1937 film by B. Reeves Eason

Land Beyond the Law is a 1937 American Western film directed by B. Reeves Eason and written by Luci Ward and Joseph K. Watson. The film stars Dick Foran, Linda Perry, Wayne Morris, Harry Woods, Irene Franklin and Frank Orth. It was released by Warner Bros. on March 13, 1937.

==Plot==
In the Old West, Charles "Chip" Douglas becomes the Sheriff of Bitter Creek after his father is killed by cattle rustlers who terrorize the ranchers in an ongoing range war. Chip makes it clear he will protect the ranchers and bring justice to the town. Louise Turner, daughter of saloon owner, Cattle Kate Turner, is attracted to Chip.

The rustlers continue their reign of terror. Chip is ambushed and taken hostage by the rustlers, led by Tascosa. Deciding to quit Tascosa's gang, Dave Massey and Bandy Malarkey free Chip, who tells them to return to Bitter Creek and raise a posse.

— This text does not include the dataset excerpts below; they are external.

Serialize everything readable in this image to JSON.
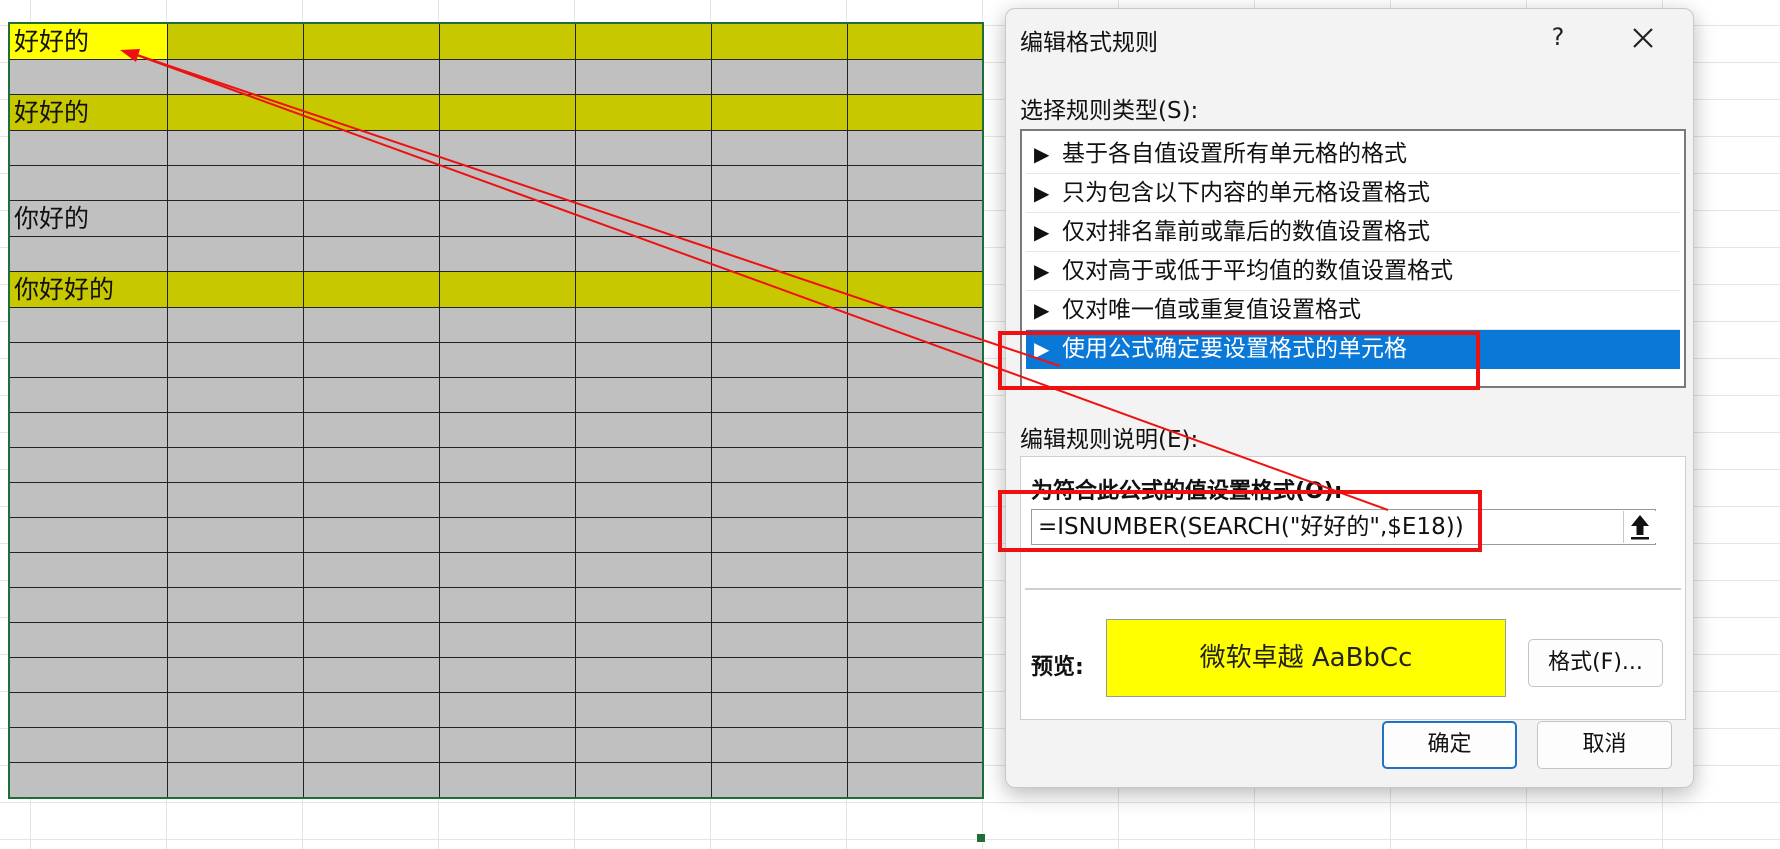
{
  "sheet": {
    "rows": [
      {
        "text": "好好的",
        "style": "first"
      },
      {
        "text": "",
        "style": "none"
      },
      {
        "text": "好好的",
        "style": "hl"
      },
      {
        "text": "",
        "style": "none"
      },
      {
        "text": "",
        "style": "none"
      },
      {
        "text": "你好的",
        "style": "none"
      },
      {
        "text": "",
        "style": "none"
      },
      {
        "text": "你好好的",
        "style": "hl"
      },
      {
        "text": "",
        "style": "none"
      },
      {
        "text": "",
        "style": "none"
      },
      {
        "text": "",
        "style": "none"
      },
      {
        "text": "",
        "style": "none"
      },
      {
        "text": "",
        "style": "none"
      },
      {
        "text": "",
        "style": "none"
      },
      {
        "text": "",
        "style": "none"
      },
      {
        "text": "",
        "style": "none"
      },
      {
        "text": "",
        "style": "none"
      },
      {
        "text": "",
        "style": "none"
      },
      {
        "text": "",
        "style": "none"
      },
      {
        "text": "",
        "style": "none"
      },
      {
        "text": "",
        "style": "none"
      },
      {
        "text": "",
        "style": "none"
      }
    ],
    "column_count": 7,
    "colors": {
      "cell": "#c0c0c0",
      "highlight": "#c8c800",
      "active_highlight": "#ffff00"
    }
  },
  "dialog": {
    "title": "编辑格式规则",
    "help_label": "?",
    "select_rule_type_label": "选择规则类型(S):",
    "rule_types": [
      "基于各自值设置所有单元格的格式",
      "只为包含以下内容的单元格设置格式",
      "仅对排名靠前或靠后的数值设置格式",
      "仅对高于或低于平均值的数值设置格式",
      "仅对唯一值或重复值设置格式",
      "使用公式确定要设置格式的单元格"
    ],
    "selected_rule_index": 5,
    "rule_bullet": "▶",
    "edit_description_label": "编辑规则说明(E):",
    "formula_heading": "为符合此公式的值设置格式(O):",
    "formula_value": "=ISNUMBER(SEARCH(\"好好的\",$E18))",
    "preview_label": "预览:",
    "preview_text": "微软卓越  AaBbCc",
    "preview_color": "#ffff00",
    "format_button": "格式(F)...",
    "ok_button": "确定",
    "cancel_button": "取消",
    "accent_color": "#0a78d7"
  },
  "annotations": {
    "color": "#ee1111"
  }
}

Meanwhile, Chip locates Tascosa and Slade Henaberry as the two make a deal for Henaberry to buy the stolen cattle. A fight ensues during which Henaberry is killed, but Tascosa escapes. Chip pursues Tascosa, but is slowed down by Tascosa's gang who shoot at him. The posse arrives and a gunfight ensues, during which Tascosa rides away. Chip catches Tascosa and arrests him. Tascosa admits the stolen cattle are located in Hidden Valley. The cattle are returned and Chip and Louise ride off on Chip's horse as he sings "The Prairie Is My Home."

== Cast ==
- Dick Foran as Charles Chip Douglas
- Linda Perry as Louise Turner
- Wayne Morris as Dave Massey
- Harry Woods as Tascosa
- Irene Franklin as Cattle Kate Turner
- Frank Orth as Deputy Shorty Long
- Gordon Hart as Major Daniel Adair
- Cy Kendall as Slade Henaberry
- Glenn Strange as 'Bandy' Malarkey
- Milton Kibbee as Sheriff Spence
- Edmund Cobb as Mason
- Henry Otho as Kirby
- Tom Brower as John Douglas
- Paul Panzer as Jim Blake
- Joe King (uncredited) as Governor Lew Wallace

==Critical reception==
Variety stated that the film would please Dick Foran fans and "has punch, guts and speed, with a lot of action sprayed around the fringes." It noted that Wayne Morris, currently rising in popularity due to his success in Kid Galahad, played a role that was incidental, but that his presence may appeal to some female movie-goers "who would normally pass a western by."

== Previous Versions ==
This was the third iteration of this story. The first was a 1927 silent of the same title, starring Ken Maynard. The second was 1932's The Big Stampede, with John Wayne and Noah Beery, one of six Warner B-westerns that were all remakes of Maynard silents, using stock footage of the big action scenes (with Wayne wearing the same costume for matching purposes). This version has no footage from the previous two.